Les plis provençaux seront remobilisés lors des plissements paroxysmaux alpins : toujours de direction est-ouest mais cette fois poussés vers le sud. Le compartiment des Baronnies passe sous la montagne de Lure qui le chevauche.

… en lien avec 22 autres géosites

La limite nord de la chaîne de Ventoux-Lure correspond à un très vieil accident tectonique remis en mouvement par la surrection alpine.  

Il y a environ -130 millions d’années, cet accident limitait une plateforme marine peu profonde au sud dans laquelle se sont développés les calcaires urgoniens du Barrémien visibles, par exemple, dans les gorges d’Oppedette.

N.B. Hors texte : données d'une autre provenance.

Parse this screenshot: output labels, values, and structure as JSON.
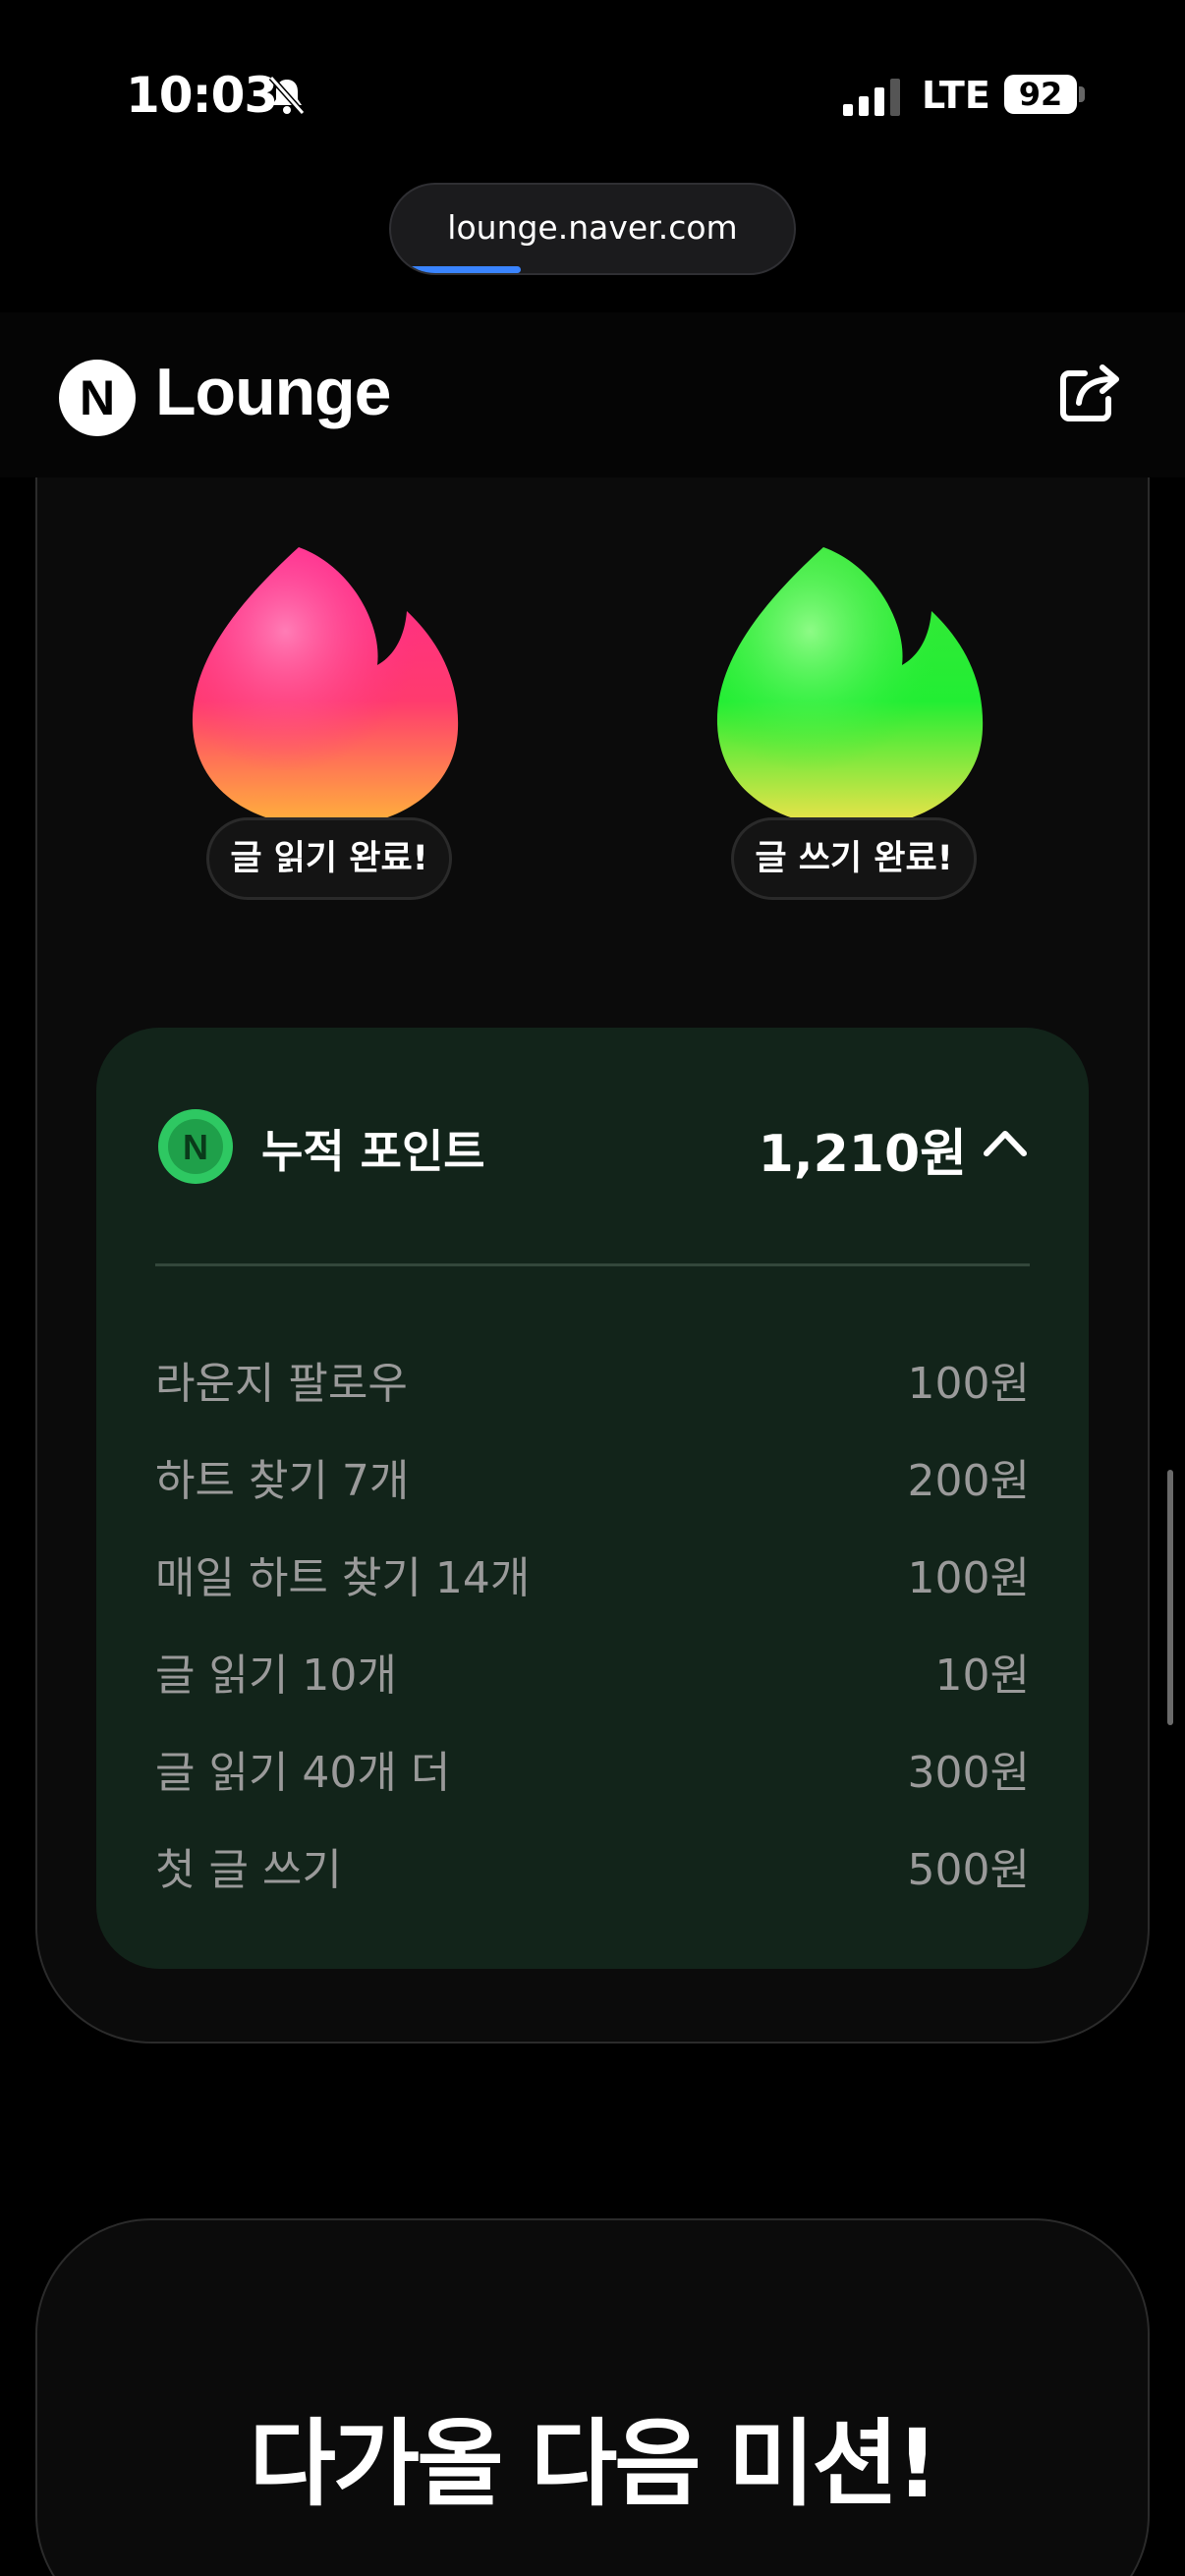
{
  "status_bar": {
    "time": "10:03",
    "network": "LTE",
    "battery": "92"
  },
  "browser": {
    "url": "lounge.naver.com"
  },
  "header": {
    "logo_letter": "N",
    "title": "Lounge"
  },
  "missions": {
    "read_badge": "글 읽기 완료!",
    "write_badge": "글 쓰기 완료!"
  },
  "points": {
    "title": "누적 포인트",
    "total": "1,210원",
    "items": [
      {
        "label": "라운지 팔로우",
        "value": "100원"
      },
      {
        "label": "하트 찾기 7개",
        "value": "200원"
      },
      {
        "label": "매일 하트 찾기 14개",
        "value": "100원"
      },
      {
        "label": "글 읽기 10개",
        "value": "10원"
      },
      {
        "label": "글 읽기 40개 더",
        "value": "300원"
      },
      {
        "label": "첫 글 쓰기",
        "value": "500원"
      }
    ]
  },
  "next_mission": {
    "title": "다가올 다음 미션!"
  },
  "colors": {
    "accent_blue": "#3a84ff",
    "points_bg": "#12241a",
    "coin_green": "#2ec862"
  }
}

Au nord, le bassin marin plus profond, appelé Bassin vocontien, servait de réceptacle à quantité de sédiments qui ont formé d’épaisses séries où alternent des couches calcaires et des couches marneuses. On peut observer au lac de Castillon ces remarquables séries fossilifères (ammonites) et leurs alternances marnes-calcaires.

A l’époque où la mer miocène (-20 à -15 millions d’années) occupait le golfe marin de Digne-Esclangon, le massif du Ventoux-Lure formait une ou deux îles émergeant des flots de la mer alpine (bras de mer ouvert sur la Méditerranée occidentale).

Ce que l’on peut décrypter du paysage actuel

Les calcaires barrémiens du sommet de Lure ont pris de l’altitude depuis 130 millions d’années. Ils ont, au cours des glaciations quaternaires, été fortement impactés par la rudesse du climat et le voisinage proche du grand glacier durancien.

Couverts de névés, les calcaires du sommet ont éclaté sous l’action du gel (gélifraction) donnant naissance à de grandes étendues de dalles éclatées (crête et versant) et d’importants éboulis sur la pente abrupte du nord. Bien que les conditions ne soient plus comparables, la crête, longtemps enneigée et balayée par le mistral, reste exposée à de forts écarts thermiques qui continuent de faire éclater la roche.

Une petite anecdote ?

Les roches gélives ne sont pas bonnes pour la construction. Pourtant, le découpage naturel du calcaire en petite dalles a facilité leur utilisation pour réaliser des constructions en pierres sèches.

En témoigne un patrimoine singulier que l’on peut admirer en parcourant la montagne de Lure : de magnifiques bergeries et leurs voûtes, d’anciens cairns marquant les sentiers…

Jean Giono appelait ces petites dalles « les pierres qui chantent » du fait du doux crissement qu’elles produisent lorsqu’on y marche dessus…

Pour marquer le passage à l’an 2000, un immense cairn a été édifié où se mêlent les pierres de Lure à celles apportées du monde entier par les randonneurs-bâtisseurs.